Q: Which aspects of the show were difficult and which were easy to translate into the full-length film version?

Steven Hillenburg: It was really hard. It is hard I think to write a movie and keep people interested and that was the biggest challenge. We were used to goofing off for 11 minutes where you could do a simple little story and you could try a lot of different things, but this one you had to bank everything on one story and it had to keep people interested for 75 minutes. I think you have to feel like the story is meaningful and we have something to say, that the characters go through some kind of emotional change.

Q: I heard that David Hasselhoff would be in the movie. Was it hard getting him to appear?

SH: We basically wrote him into the story without asking him, which is a really dangerous thing to do when you are under a tight deadline like we are. We found this spot where we wanted a human and we needed a person that we associated with the ocean like Jacques Cousteau or something and David Hasselhoff became the person to represent basically the quintessential lifeguard and media. I called him … and he was, thank goodness, he was 100 percent behind it, 110 percent. He said, "I would love to do it." He didn't even think about it.

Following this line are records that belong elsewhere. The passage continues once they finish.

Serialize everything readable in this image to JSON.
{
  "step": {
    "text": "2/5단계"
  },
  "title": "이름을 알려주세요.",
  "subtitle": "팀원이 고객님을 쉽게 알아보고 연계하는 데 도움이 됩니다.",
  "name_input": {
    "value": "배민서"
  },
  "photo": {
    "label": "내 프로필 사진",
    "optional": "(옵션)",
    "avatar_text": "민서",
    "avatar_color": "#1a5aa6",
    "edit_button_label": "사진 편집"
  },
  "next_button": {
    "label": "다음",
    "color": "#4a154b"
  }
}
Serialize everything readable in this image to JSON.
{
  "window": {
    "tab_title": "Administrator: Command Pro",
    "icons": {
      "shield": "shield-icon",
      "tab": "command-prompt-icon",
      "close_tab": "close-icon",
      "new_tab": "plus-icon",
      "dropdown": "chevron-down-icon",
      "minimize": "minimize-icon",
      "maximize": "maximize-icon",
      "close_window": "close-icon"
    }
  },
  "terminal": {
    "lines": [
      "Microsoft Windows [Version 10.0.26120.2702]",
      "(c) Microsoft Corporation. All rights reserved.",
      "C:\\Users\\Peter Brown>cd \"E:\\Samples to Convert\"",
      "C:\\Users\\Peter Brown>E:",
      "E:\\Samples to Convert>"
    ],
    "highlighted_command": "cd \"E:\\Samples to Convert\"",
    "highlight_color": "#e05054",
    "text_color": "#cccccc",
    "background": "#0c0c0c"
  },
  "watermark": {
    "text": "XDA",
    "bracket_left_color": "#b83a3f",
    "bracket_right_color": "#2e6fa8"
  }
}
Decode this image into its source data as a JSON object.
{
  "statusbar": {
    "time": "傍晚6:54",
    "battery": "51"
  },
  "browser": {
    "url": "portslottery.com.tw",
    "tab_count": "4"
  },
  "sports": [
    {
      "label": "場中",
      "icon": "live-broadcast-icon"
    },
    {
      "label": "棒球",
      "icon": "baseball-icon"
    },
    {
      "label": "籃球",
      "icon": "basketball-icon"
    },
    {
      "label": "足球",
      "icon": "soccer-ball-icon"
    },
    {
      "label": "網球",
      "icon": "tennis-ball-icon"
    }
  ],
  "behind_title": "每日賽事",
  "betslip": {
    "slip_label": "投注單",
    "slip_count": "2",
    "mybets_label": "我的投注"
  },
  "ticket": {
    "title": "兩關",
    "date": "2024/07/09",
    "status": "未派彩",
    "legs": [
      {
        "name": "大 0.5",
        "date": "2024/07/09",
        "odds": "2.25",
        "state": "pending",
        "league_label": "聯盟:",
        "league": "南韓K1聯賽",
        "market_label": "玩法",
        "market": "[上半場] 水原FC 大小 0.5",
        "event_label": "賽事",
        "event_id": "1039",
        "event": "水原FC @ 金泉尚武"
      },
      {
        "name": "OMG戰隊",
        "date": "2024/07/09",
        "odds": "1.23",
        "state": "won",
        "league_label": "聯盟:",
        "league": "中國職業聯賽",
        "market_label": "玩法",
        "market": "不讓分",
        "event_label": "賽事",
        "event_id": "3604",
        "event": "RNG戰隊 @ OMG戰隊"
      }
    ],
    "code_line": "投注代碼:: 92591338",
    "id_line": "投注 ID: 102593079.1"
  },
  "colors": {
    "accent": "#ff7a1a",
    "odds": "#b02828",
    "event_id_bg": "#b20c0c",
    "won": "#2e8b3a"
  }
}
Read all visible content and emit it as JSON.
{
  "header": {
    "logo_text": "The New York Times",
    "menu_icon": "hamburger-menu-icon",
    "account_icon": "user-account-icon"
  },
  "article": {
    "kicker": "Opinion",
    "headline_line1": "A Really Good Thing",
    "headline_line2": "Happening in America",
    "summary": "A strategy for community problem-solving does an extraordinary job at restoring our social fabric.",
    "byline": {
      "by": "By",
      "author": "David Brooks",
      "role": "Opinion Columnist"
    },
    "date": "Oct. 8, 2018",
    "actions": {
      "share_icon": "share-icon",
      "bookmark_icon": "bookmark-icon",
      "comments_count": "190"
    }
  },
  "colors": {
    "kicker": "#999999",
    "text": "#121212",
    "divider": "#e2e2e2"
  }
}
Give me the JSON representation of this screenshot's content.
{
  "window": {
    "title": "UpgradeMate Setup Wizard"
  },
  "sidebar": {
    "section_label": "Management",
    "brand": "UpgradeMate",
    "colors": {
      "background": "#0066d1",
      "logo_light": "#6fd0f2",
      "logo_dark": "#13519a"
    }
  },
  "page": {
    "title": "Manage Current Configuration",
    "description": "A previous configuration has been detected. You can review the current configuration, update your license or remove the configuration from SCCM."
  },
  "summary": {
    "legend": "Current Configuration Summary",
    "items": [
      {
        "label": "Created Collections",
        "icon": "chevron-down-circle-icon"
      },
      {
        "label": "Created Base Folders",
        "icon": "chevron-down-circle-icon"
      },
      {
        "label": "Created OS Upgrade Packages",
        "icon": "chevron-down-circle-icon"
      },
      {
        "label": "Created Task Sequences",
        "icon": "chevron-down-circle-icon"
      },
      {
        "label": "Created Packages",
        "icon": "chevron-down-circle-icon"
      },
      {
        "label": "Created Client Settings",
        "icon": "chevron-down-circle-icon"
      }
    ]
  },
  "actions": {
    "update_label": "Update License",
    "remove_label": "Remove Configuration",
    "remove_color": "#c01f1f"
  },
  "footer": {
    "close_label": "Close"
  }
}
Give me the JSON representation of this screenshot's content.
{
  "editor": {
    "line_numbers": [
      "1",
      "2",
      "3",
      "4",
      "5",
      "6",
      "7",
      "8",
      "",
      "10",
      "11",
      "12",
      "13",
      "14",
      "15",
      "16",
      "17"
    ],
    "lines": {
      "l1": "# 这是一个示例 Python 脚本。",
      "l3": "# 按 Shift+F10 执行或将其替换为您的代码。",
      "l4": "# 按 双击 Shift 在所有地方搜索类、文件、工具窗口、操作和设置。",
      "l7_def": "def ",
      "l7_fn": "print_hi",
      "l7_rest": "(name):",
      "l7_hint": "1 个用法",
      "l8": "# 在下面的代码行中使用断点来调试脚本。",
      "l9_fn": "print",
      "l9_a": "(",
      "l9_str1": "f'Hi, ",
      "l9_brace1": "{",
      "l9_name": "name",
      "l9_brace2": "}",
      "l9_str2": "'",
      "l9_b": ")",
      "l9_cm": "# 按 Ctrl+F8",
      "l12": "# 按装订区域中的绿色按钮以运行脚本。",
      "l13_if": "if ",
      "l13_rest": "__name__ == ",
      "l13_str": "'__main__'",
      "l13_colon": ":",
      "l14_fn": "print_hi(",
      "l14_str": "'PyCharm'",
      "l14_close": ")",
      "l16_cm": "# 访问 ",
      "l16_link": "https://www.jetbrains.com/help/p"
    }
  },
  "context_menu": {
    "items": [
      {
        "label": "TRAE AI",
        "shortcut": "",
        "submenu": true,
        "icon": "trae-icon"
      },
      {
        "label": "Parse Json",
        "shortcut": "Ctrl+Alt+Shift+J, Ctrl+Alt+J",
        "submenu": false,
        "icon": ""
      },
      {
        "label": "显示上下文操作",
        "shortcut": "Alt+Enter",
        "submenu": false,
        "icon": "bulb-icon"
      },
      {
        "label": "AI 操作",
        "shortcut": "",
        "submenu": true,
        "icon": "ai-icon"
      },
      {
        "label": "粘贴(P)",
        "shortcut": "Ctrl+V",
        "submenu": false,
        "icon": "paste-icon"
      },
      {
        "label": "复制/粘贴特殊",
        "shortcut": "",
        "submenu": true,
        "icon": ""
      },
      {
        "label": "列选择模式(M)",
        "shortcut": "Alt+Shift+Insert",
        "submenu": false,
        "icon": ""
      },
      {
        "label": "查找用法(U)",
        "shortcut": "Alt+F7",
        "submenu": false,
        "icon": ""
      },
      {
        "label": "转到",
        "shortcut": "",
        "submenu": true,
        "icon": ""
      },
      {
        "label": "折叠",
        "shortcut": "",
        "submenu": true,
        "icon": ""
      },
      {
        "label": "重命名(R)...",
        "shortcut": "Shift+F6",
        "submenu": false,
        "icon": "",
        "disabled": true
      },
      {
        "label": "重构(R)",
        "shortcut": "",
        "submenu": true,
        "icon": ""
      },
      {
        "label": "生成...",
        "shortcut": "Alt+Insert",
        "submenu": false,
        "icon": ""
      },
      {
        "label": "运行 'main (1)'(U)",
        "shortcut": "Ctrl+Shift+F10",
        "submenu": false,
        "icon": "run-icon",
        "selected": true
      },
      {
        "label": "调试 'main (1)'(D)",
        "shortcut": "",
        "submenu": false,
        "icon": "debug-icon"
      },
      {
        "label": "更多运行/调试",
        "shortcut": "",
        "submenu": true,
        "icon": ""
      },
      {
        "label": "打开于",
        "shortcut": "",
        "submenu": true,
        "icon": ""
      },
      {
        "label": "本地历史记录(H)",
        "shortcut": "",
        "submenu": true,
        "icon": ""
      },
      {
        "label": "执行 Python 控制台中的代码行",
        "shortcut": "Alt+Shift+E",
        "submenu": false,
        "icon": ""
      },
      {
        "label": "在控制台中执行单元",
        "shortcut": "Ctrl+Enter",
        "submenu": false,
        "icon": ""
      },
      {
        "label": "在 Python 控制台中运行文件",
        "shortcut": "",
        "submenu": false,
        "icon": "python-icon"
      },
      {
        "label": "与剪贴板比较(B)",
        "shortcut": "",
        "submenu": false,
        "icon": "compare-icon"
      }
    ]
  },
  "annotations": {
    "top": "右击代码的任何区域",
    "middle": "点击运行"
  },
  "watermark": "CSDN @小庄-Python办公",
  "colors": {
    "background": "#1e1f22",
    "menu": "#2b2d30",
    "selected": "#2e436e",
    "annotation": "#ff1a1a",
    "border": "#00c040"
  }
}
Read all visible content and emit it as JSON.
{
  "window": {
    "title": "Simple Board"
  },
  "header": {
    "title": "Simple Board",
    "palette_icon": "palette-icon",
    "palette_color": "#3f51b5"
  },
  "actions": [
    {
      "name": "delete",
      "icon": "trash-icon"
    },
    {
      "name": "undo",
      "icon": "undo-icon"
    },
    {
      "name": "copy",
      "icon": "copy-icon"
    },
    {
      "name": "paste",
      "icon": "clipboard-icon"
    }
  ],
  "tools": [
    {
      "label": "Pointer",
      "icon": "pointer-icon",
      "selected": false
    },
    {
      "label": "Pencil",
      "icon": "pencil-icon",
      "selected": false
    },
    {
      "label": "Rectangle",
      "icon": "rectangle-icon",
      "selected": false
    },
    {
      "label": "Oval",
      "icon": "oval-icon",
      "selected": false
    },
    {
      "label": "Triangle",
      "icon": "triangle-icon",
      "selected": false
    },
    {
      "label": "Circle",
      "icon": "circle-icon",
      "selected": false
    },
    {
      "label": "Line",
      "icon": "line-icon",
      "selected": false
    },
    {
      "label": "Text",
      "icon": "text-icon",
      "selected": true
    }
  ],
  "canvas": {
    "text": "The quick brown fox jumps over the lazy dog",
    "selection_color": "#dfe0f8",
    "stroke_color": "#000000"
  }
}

Q: Are these characters based on friends of yours or people you have known?

SH: Definitely. The characters are based on either people that I know, or days where I feel a certain way. When you feel like, say, a curmudgeon one day you feel like Squidward and angry one day like Plankton, but you are frustrated another day. Maybe you are elated and naive and just happy to be drinking an ice cream soda.

Q: There are a lot of mature concepts in the show. How do you manage to make those so funny to kids?

SH: We write for ourselves. I have a team of very talented, very imaginative writers that also draw and we usually try to make ourselves laugh. I mean it is really just that. We are just trying to be funny.

Q: You studied natural resource planning, marine biology, as well as experimenting with animation techniques. How did all these things combine in SpongeBob?

SH: It dawned on me that – If I were to do an animal show there is all this stuff that I am interested in that really no one has ever animated, things like plankton and just an entire undersea world, so it just kind of collided at a certain point in my head. I never really thought that they had anything to do with each other, although they do and fortunately all that sort of came together into one thing, which is SpongeBob.

Q: Is the outstanding success of SpongeBob surprising?

SH: To give a short answer to that – you have to imagine you write a show about a sponge and you think that maybe a few people will think it is funny, some college students, but it takes off. It is truly shocking. Yes, I mean, it is to the point where it is bizarre.